I want to travel to a treehouse and not with my child. Is there something fundamentally wrong with this? Though Casa Bartel is not your expected fort in a tree made from broken down orange crates for children enacting battles with styrofoam swords.
On the outskirts of Florence, the structure is plotted within a family compound that includes other residences, themed after the interior’s collections like the “Movie House” (decorated with vintage film posters) and “Ceramic House” (designed with handmade 18th century tiles).
Casa Bartel overlooks orchards, olive groves, the Tuscan landscape, pool, tennis court and a sole cypress tree. The terrace is spacious enough for dining, which you will share with the tree’s neighboring tenants of birds and the occasional squirrel. Inside and you will quickly forget that you climbed a narrow staircase up a tree to discover a room with a fireplace, bathroom and full-service kitchenette. The chalkboard wall behind the bed displays an artistic rotation of drawings and notes from past guests. The decor rivals most New York City apartments.
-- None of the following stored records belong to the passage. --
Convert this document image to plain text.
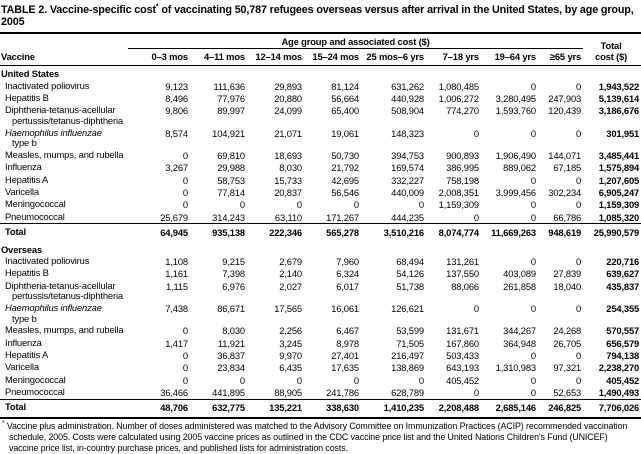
TABLE 2. Vaccine-specific cost* of vaccinating 50,787 refugees overseas versus after arrival in the United States, by age group, 2005
Vaccine	Age group and associated cost ($)								Total
cost ($)
	0–3 mos	4–11 mos	12–14 mos	15–24 mos	25 mos–6 yrs	7–18 yrs	19–64 yrs	≥65 yrs	
United States									
Inactivated poliovirus	9,123	111,636	29,893	81,124	631,262	1,080,485	0	0	1,943,522
Hepatitis B	8,496	77,976	20,880	56,664	440,928	1,006,272	3,280,495	247,903	5,139,614
Diphtheria-tetanus-acellular
pertussis/tetanus-diphtheria	9,806	89,997	24,099	65,400	508,904	774,270	1,593,760	120,439	3,186,676
Haemophilus influenzae
type b	8,574	104,921	21,071	19,061	148,323	0	0	0	301,951
Measles, mumps, and rubella	0	69,810	18,693	50,730	394,753	900,893	1,906,490	144,071	3,485,441
Influenza	3,267	29,988	8,030	21,792	169,574	386,995	889,062	67,185	1,575,894
Hepatitis A	0	58,753	15,733	42,695	332,227	758,198	0	0	1,207,605
Varicella	0	77,814	20,837	56,546	440,009	2,008,351	3,999,456	302,234	6,905,247
Meningococcal	0	0	0	0	0	1,159,309	0	0	1,159,309
Pneumococcal	25,679	314,243	63,110	171,267	444,235	0	0	66,786	1,085,320
Total	64,945	935,138	222,346	565,278	3,510,216	8,074,774	11,669,263	948,619	25,990,579
Overseas									
Inactivated poliovirus	1,108	9,215	2,679	7,960	68,494	131,261	0	0	220,716
Hepatitis B	1,161	7,398	2,140	6,324	54,126	137,550	403,089	27,839	639,627
Diphtheria-tetanus-acellular
pertussis/tetanus-diphtheria	1,115	6,976	2,027	6,017	51,738	88,066	261,858	18,040	435,837
Haemophilus influenzae
type b	7,438	86,671	17,565	16,061	126,621	0	0	0	254,355
Measles, mumps, and rubella	0	8,030	2,256	6,467	53,599	131,671	344,267	24,268	570,557
Influenza	1,417	11,921	3,245	8,978	71,505	167,860	364,948	26,705	656,579
Hepatitis A	0	36,837	9,970	27,401	216,497	503,433	0	0	794,138
Varicella	0	23,834	6,435	17,635	138,869	643,193	1,310,983	97,321	2,238,270
Meningococcal	0	0	0	0	0	405,452	0	0	405,452
Pneumococcal	36,466	441,895	88,905	241,786	628,789	0	0	52,653	1,490,493
Total	48,706	632,775	135,221	338,630	1,410,235	2,208,488	2,685,146	246,825	7,706,026
* Vaccine plus administration. Number of doses administered was matched to the Advisory Committee on Immunization Practices (ACIP) recommended vaccination schedule, 2005. Costs were calculated using 2005 vaccine prices as outlined in the CDC vaccine price list and the United Nations Children's Fund (UNICEF) vaccine price list, in-country purchase prices, and published lists for administration costs.
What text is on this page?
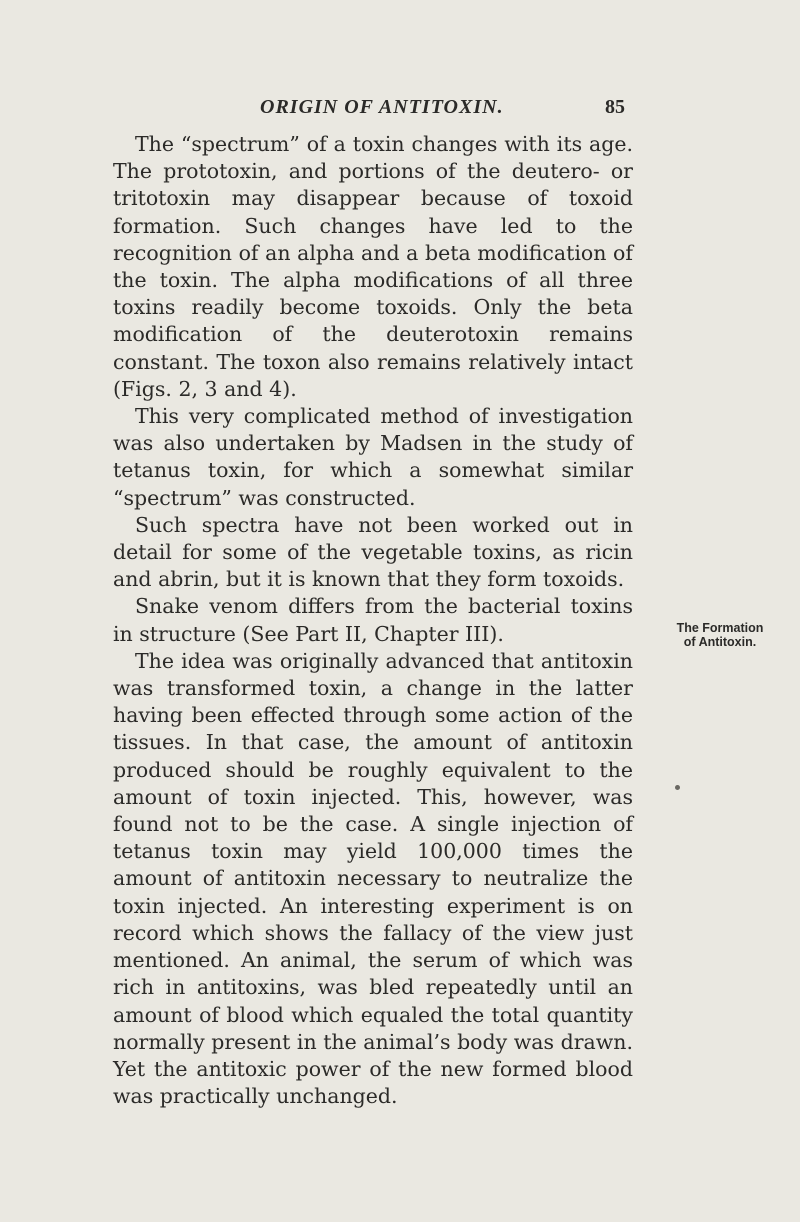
ORIGIN OF ANTITOXIN.	85

The “spectrum” of a toxin changes with its age. The prototoxin, and portions of the deutero- or tritotoxin may disappear because of toxoid formation. Such changes have led to the recognition of an alpha and a beta modification of the toxin. The alpha modifications of all three toxins readily become toxoids. Only the beta modification of the deuterotoxin remains constant. The toxon also remains relatively intact (Figs. 2, 3 and 4).

This very complicated method of investigation was also undertaken by Madsen in the study of tetanus toxin, for which a somewhat similar “spectrum” was constructed.

Such spectra have not been worked out in detail for some of the vegetable toxins, as ricin and abrin, but it is known that they form toxoids.

Snake venom differs from the bacterial toxins in structure (See Part II, Chapter III).

The idea was originally advanced that antitoxin was transformed toxin, a change in the latter having been effected through some action of the tissues. In that case, the amount of antitoxin produced should be roughly equivalent to the amount of toxin injected. This, however, was found not to be the case. A single injection of tetanus toxin may yield 100,000 times the amount of antitoxin necessary to neutralize the toxin injected. An interesting experiment is on record which shows the fallacy of the view just mentioned. An animal, the serum of which was rich in antitoxins, was bled repeatedly until an amount of blood which equaled the total quantity normally present in the animal’s body was drawn. Yet the antitoxic power of the new formed blood was practically unchanged.

The Formation
of Antitoxin.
Travel has become a luxury service operation. We have glamping in pods equipped with wood burning tubs. Safaris where you can see wildlife outside a cabin that’s illuminated with antique chandeliers. Desert hotels with pools that can be dove into from a room’s terrace. Luxury tree houses are a natural extension for the traveler who doesn’t want to be close to nature but in it. While the sounds of birds and wildlife are engaging, there is something appealing the swish of a running shower as well.